Browser GETs http://localhost:8585/cb?code=...

  proxyOAuthCallback: ln.Accept()
  returns a conn. Spawns
  `ssh -W localhost:8585 <target>`
  with conn piped to ssh's
  stdin/stdout.

                                                  gh: HTTP server bound to
                                                    localhost:8585 receives the
                                                    forwarded request via
                                                    ssh's accepted forward.
                                                    Returns 200 OK.

  ssh -W exits when the conn closes.
  proxyOAuthCallback prints
  "OAuth callback on :8585 done".

                                                  gh: token exchanged.
                                                  ✓ Logged in.

Notes on this flow:

  • We use a fresh ssh -W per callback. No ControlMaster, no socket files. This makes it work whether the outer session is ssh or mosh — ssh -W is its own connection. The user authenticates once when the session starts (or relies on a key); subsequent ssh -W calls for OAuth callbacks reuse the same auth.
  • ln.Accept() has a 5-minute deadline (oauthAcceptTimeout in oauth.go). If the user closes the browser tab without completing, we don't leak the listener.
  • The shim sends the URL via ntfy and falls back to /usr/bin/xdg-open on publish failure — so if ntfy is down or the topic is misconfigured, the user still gets the same exit code they'd get on a normal headless system (255 — "no display").

Why one binary, three roles

A unified binary keeps deployment trivial: infect scps a single file, makes 5 symlinks, done. There's no separate "shim" package with its own version drift, no risk of the shim and the daemon disagreeing on the wire format. prepareRemote (in remote.go) probes the remote's nssh --version at session start and prompts for an upgrade if it's behind the local — version mismatch is a one-prompt fix.

The trade-off is that cmd/nssh/main.go has to dispatch three roles based on argv[0] and subcommand. That's why it's split into:

  • main.go — argv[0] dispatch + version + usage
  • session.go — local-side wrapper (the default nssh <host> flow)
  • shim.go — remote-side persona implementation
  • Both sides share wire, ntfy, config, and log.

Logging

Every nssh process opens ~/.local/state/nssh/nssh.<topic>.jsonl for appending. Both sides write to it (locally on the laptop, on the remote it's $XDG_STATE_HOME/nssh/...). The schema is the typed LogEvent struct in log.go; see protocol.md for the full event vocabulary.

nssh status --tail follows the active sessions' logs and pretty-prints events as they arrive — useful for "what happened?" debugging. POSIX O_APPEND writes < PIPE_BUF (~4KB) are atomic, so concurrent shim invocations on the same log don't interleave lines.
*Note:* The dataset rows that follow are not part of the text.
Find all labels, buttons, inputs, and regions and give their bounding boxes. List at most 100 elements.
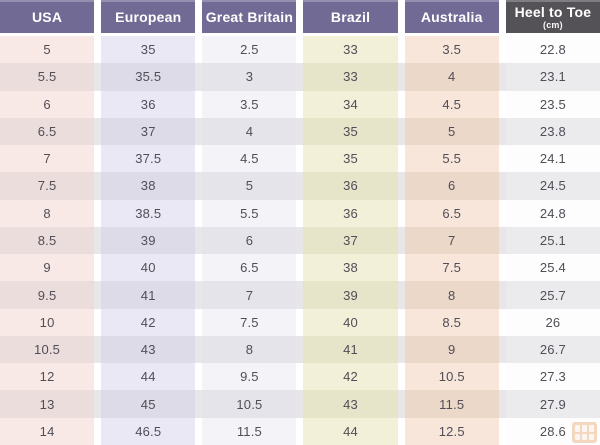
column-header-label: Great Britain: [205, 9, 294, 26]
table-cell: 25.1: [505, 226, 600, 255]
table-cell: 5.5: [404, 145, 499, 173]
table-row: 7 37.5 4.5 35 5.5 24.1: [0, 145, 600, 173]
table-cell: 26: [505, 308, 600, 336]
table-cell: 8.5: [404, 308, 499, 336]
table-cell: 24.1: [505, 145, 600, 173]
table-cell: 6: [0, 90, 95, 118]
table-cell: 40: [303, 308, 398, 336]
table-cell: 35: [303, 117, 398, 146]
table-cell: 24.8: [505, 199, 600, 227]
table-cell: 4.5: [404, 90, 499, 118]
column-header-label: Australia: [420, 9, 483, 26]
table-cell: 27.3: [505, 363, 600, 391]
table-cell: 40: [101, 254, 196, 282]
table-cell: 6.5: [404, 199, 499, 227]
table-cell: 35: [303, 145, 398, 173]
table-cell: 14: [0, 417, 95, 445]
column-header-brazil: Brazil: [303, 0, 398, 33]
table-cell: 9: [404, 335, 499, 364]
table-row: 8 38.5 5.5 36 6.5 24.8: [0, 199, 600, 227]
table-cell: 41: [101, 281, 196, 309]
table-cell: 2.5: [202, 36, 297, 64]
table-cell: 11.5: [202, 417, 297, 445]
table-cell: 6: [404, 172, 499, 200]
table-row: 9.5 41 7 39 8 25.7: [0, 281, 600, 309]
column-header-label: USA: [31, 9, 63, 26]
table-cell: 7.5: [202, 308, 297, 336]
table-row: 9 40 6.5 38 7.5 25.4: [0, 254, 600, 282]
table-cell: 25.4: [505, 254, 600, 282]
column-header-sublabel: (cm): [543, 19, 563, 30]
table-cell: 25.7: [505, 281, 600, 309]
table-cell: 24.5: [505, 172, 600, 200]
table-cell: 9: [0, 254, 95, 282]
table-cell: 5: [202, 172, 297, 200]
column-header-label: Heel to Toe: [514, 3, 592, 20]
table-cell: 4.5: [202, 145, 297, 173]
table-cell: 23.8: [505, 117, 600, 146]
table-cell: 22.8: [505, 36, 600, 64]
column-header-great-britain: Great Britain: [202, 0, 297, 33]
table-cell: 38: [303, 254, 398, 282]
table-row: 6 36 3.5 34 4.5 23.5: [0, 90, 600, 118]
watermark-logo-icon: [572, 422, 597, 443]
table-row: 5.5 35.5 3 33 4 23.1: [0, 63, 600, 91]
table-cell: 4: [404, 63, 499, 91]
table-cell: 7.5: [404, 254, 499, 282]
table-body: 5 35 2.5 33 3.5 22.8 5.5 35.5 3 33 4 23.1 6 36 3.5 34 4.…: [0, 36, 600, 445]
table-cell: 43: [101, 335, 196, 364]
table-cell: 7: [0, 145, 95, 173]
table-cell: 10.5: [202, 390, 297, 418]
table-cell: 5.5: [0, 63, 95, 91]
table-row: 10.5 43 8 41 9 26.7: [0, 335, 600, 364]
table-cell: 37.5: [101, 145, 196, 173]
table-cell: 11.5: [404, 390, 499, 418]
table-cell: 7.5: [0, 172, 95, 200]
table-cell: 37: [303, 226, 398, 255]
table-cell: 34: [303, 90, 398, 118]
table-cell: 4: [202, 117, 297, 146]
table-cell: 39: [303, 281, 398, 309]
table-cell: 8.5: [0, 226, 95, 255]
table-cell: 45: [101, 390, 196, 418]
table-cell: 13: [0, 390, 95, 418]
table-cell: 9.5: [0, 281, 95, 309]
table-cell: 28.6: [505, 417, 600, 445]
table-cell: 36: [303, 199, 398, 227]
table-cell: 44: [101, 363, 196, 391]
table-row: 14 46.5 11.5 44 12.5 28.6: [0, 417, 600, 445]
table-cell: 10: [0, 308, 95, 336]
table-cell: 44: [303, 417, 398, 445]
table-cell: 7: [404, 226, 499, 255]
table-cell: 7: [202, 281, 297, 309]
table-cell: 5: [0, 36, 95, 64]
table-cell: 37: [101, 117, 196, 146]
table-cell: 3: [202, 63, 297, 91]
table-cell: 8: [0, 199, 95, 227]
table-cell: 6.5: [202, 254, 297, 282]
table-cell: 10.5: [0, 335, 95, 364]
table-cell: 33: [303, 63, 398, 91]
table-header-row: USA European Great Britain Brazil Australia H…: [0, 0, 600, 33]
table-cell: 36: [303, 172, 398, 200]
table-row: 10 42 7.5 40 8.5 26: [0, 308, 600, 336]
table-row: 7.5 38 5 36 6 24.5: [0, 172, 600, 200]
table-cell: 6.5: [0, 117, 95, 146]
table-row: 12 44 9.5 42 10.5 27.3: [0, 363, 600, 391]
table-cell: 6: [202, 226, 297, 255]
table-row: 13 45 10.5 43 11.5 27.9: [0, 390, 600, 418]
table-cell: 35.5: [101, 63, 196, 91]
table-cell: 12: [0, 363, 95, 391]
column-header-heel-to-toe: Heel to Toe (cm): [505, 0, 600, 33]
table-cell: 43: [303, 390, 398, 418]
table-row: 6.5 37 4 35 5 23.8: [0, 117, 600, 146]
table-cell: 3.5: [404, 36, 499, 64]
table-row: 5 35 2.5 33 3.5 22.8: [0, 36, 600, 64]
column-header-label: Brazil: [330, 9, 371, 26]
column-header-australia: Australia: [404, 0, 499, 33]
table-cell: 10.5: [404, 363, 499, 391]
table-cell: 38: [101, 172, 196, 200]
table-cell: 41: [303, 335, 398, 364]
table-cell: 8: [404, 281, 499, 309]
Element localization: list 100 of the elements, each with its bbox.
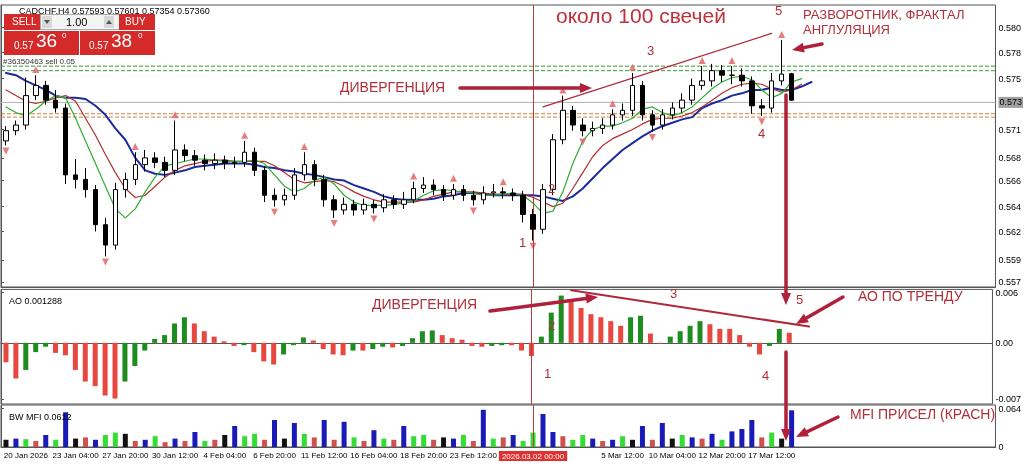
bar <box>598 317 604 343</box>
y-tick-label: 0.064 <box>998 403 1022 414</box>
annotation: 1 <box>544 366 552 382</box>
bar <box>729 431 735 447</box>
candlestick <box>699 65 705 91</box>
candlestick <box>630 72 635 117</box>
candlestick <box>441 184 446 202</box>
candlestick <box>302 151 307 182</box>
candlestick <box>510 187 516 202</box>
bar <box>211 336 217 343</box>
bar <box>707 324 713 343</box>
y-tick-label: -0.007 <box>995 394 1022 405</box>
bar <box>699 438 705 447</box>
candlestick <box>312 159 317 187</box>
bar <box>667 336 673 343</box>
candlestick <box>73 158 78 189</box>
bar <box>441 437 447 447</box>
bar <box>53 342 59 353</box>
x-tick-label: 20 Jan 2026 <box>3 450 49 460</box>
annotation: 5 <box>775 3 783 19</box>
bar <box>669 438 675 447</box>
bar <box>132 342 138 367</box>
bar <box>142 342 148 351</box>
bar <box>450 438 456 447</box>
annotation: 3 <box>670 286 678 302</box>
candlestick <box>411 181 416 204</box>
bar <box>520 441 526 447</box>
candlestick <box>600 117 605 135</box>
bar <box>73 438 79 447</box>
bar <box>331 439 337 447</box>
bar <box>300 337 306 343</box>
bar <box>231 342 237 346</box>
bar <box>697 321 703 343</box>
candlestick <box>63 103 68 185</box>
bar <box>13 438 19 447</box>
annotation: BUY <box>125 16 146 28</box>
candlestick <box>481 185 486 205</box>
point <box>758 118 766 126</box>
bar <box>172 438 178 447</box>
bar <box>460 435 466 447</box>
candlestick <box>689 78 695 106</box>
point <box>778 30 786 38</box>
bar <box>717 328 723 343</box>
bar <box>371 430 377 447</box>
candlestick <box>759 98 765 117</box>
y-tick-label: 0.575 <box>998 73 1022 84</box>
candlestick <box>769 72 774 114</box>
bar <box>112 432 118 447</box>
bar <box>588 314 594 343</box>
bar <box>311 437 317 447</box>
bar <box>776 328 782 343</box>
bar <box>391 439 397 447</box>
annotation: 36 <box>36 30 58 52</box>
bar <box>301 433 307 447</box>
candlestick <box>33 74 39 101</box>
bar <box>610 439 616 447</box>
annotation: 3 <box>647 43 655 59</box>
bar <box>122 342 128 382</box>
y-tick-label: 0.578 <box>998 47 1022 58</box>
candlestick <box>123 172 128 199</box>
bar <box>431 439 437 447</box>
bar <box>580 435 586 447</box>
candlestick <box>133 151 138 186</box>
y-tick-label: 0.562 <box>998 226 1022 237</box>
bar <box>739 429 745 447</box>
point <box>171 111 179 119</box>
bar <box>749 420 755 447</box>
annotation: MFI ПРИСЕЛ (КРАСН) <box>850 406 996 423</box>
bar <box>281 438 287 447</box>
candlestick <box>580 117 586 137</box>
candlestick <box>371 199 377 214</box>
x-tick-label: 4 Feb 04:00 <box>203 450 247 460</box>
bar <box>181 317 187 343</box>
annotation: РАЗВОРОТНИК, ФРАКТАЛ АНГЛУЛЯЦИЯ <box>803 7 965 37</box>
candlestick <box>252 147 257 177</box>
bar <box>500 437 506 447</box>
candlestick <box>182 143 188 162</box>
ref-line-label: 0.573 <box>999 97 1023 108</box>
candlestick <box>13 120 19 136</box>
bar <box>92 439 98 447</box>
bar <box>409 338 415 343</box>
bar <box>659 423 665 447</box>
y-tick-label: 0.564 <box>998 201 1022 212</box>
bar <box>132 441 138 447</box>
x-tick-label: 18 Feb 20:00 <box>400 450 448 460</box>
bar <box>380 342 386 347</box>
bar <box>162 335 168 343</box>
bar <box>560 436 566 447</box>
x-tick-label: 11 Feb 12:00 <box>300 450 349 460</box>
bar <box>558 295 564 343</box>
candlestick <box>789 72 794 102</box>
bar <box>102 342 108 396</box>
bar <box>629 439 635 447</box>
bar <box>401 426 407 447</box>
point <box>698 56 706 64</box>
bar <box>689 437 695 447</box>
bar <box>321 420 327 447</box>
bar <box>719 439 725 447</box>
bar <box>449 338 455 343</box>
bar <box>429 330 435 343</box>
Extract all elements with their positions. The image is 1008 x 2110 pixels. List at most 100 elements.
What we deliberately don't do

  • Eval received content. The local side never executes anything it receives. URLs are passed to open(1) after a strict http(s):// prefix check; clipboard payloads go to pbcopy/osascript as data, never as commands.
  • Bridge PRIMARY selection. Only CLIPBOARD. PRIMARY is what gets set when you select text in an X11 terminal — bridging it would generate continuous traffic from terminal use.
  • Authenticate the bridge. Topic secrecy is the only auth. If you need auth, run a private ntfy server with its own ACLs and pin the server in config.toml.